The 32,000 members of the Los Angeles teachers union, UTLA, is counting member votes on whether to raise mandatory dues, which currently average about $760 per teacher per year. Why is the union leadership pleading for more money? Because, reports the Los Angeles Times,
Union President Alex Caputo-Pearl said that the money will help combat a brand of reform that favors operating schools more like businesses — for example, by using metrics-based performance evaluations such as standardized test scores to rate teachers.
I’m confused. I thought the union’s argument in the Friedrichs lawsuit currently before the Supreme Court was that mandatory dues are not a violation of the First Amendment – in this case the right to personal views on political issues – but instead represent a member’s “fair share” of the costs related to collective bargaining. But this plea for more money (UTLA pulled in $38.2 million in 2013) is for blatantly political activities like lobbying against charter school expansion, tenure reform, and sponsoring campaigns for pro-union school board candidates.
That seems above and beyond negotiating for salary increases.
A New York Times piece last month quoted the 1977 Supreme Court decision in Abood v. Detroit Board of Education. Compulsory fees are constitutional , said Justice Potter Stewart, although “to compel employees financially to support their collective-bargaining representative has an impact upon their First Amendment interest.”Such interference as exists,” however, “is constitutionally justified” to ensure “labor peace.”
But, Justice Potter added, what crossed a constitutional line was forcing objecting workers to pay for “ideological activities unrelated to collective bargaining.”

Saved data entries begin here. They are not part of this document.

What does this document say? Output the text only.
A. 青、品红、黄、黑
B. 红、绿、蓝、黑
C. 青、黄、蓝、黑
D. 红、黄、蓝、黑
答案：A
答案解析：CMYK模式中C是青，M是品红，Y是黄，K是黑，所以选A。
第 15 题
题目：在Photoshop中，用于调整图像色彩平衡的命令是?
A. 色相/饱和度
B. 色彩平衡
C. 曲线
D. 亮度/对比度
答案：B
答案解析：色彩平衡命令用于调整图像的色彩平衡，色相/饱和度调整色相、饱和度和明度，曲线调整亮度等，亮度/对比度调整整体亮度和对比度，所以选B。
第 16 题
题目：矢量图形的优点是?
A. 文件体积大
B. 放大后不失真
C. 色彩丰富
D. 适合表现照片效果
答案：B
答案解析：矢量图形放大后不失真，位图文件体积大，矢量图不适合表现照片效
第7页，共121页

Hence my confusion. Isn’t anti-charter school lobbying an ideological activity unrelated to collective bargaining? Isn’t a dues-funded campaign against the use of student growth metrics in decisions about teacher tenure an ideological activity unrelated to collective bargaining?
Sure, one could argue that charter schools have the option of employing non-union teachers, which cuts down on UTLA’s (ever-decreasing) bottom line, which has an impact on its ability to fully man board-union salary negotiations. Or that data-driven teacher evaluations has an impact on job security. But aren’t we crossing the line delineated by Justice Stewart?
The Times piece starts with this anecdote:
Harlan Elrich is a high school teacher in California, and that means he must pay about $970 a year to a labor union. He teaches math, and he said the system did not add up.
“I get to choose what movie I want to go see,” Mr. Elrich said. “I get to choose what church I want to go to. I get to choose what gym I want to join.”
He should have the same choice, he said, about whether to support a union.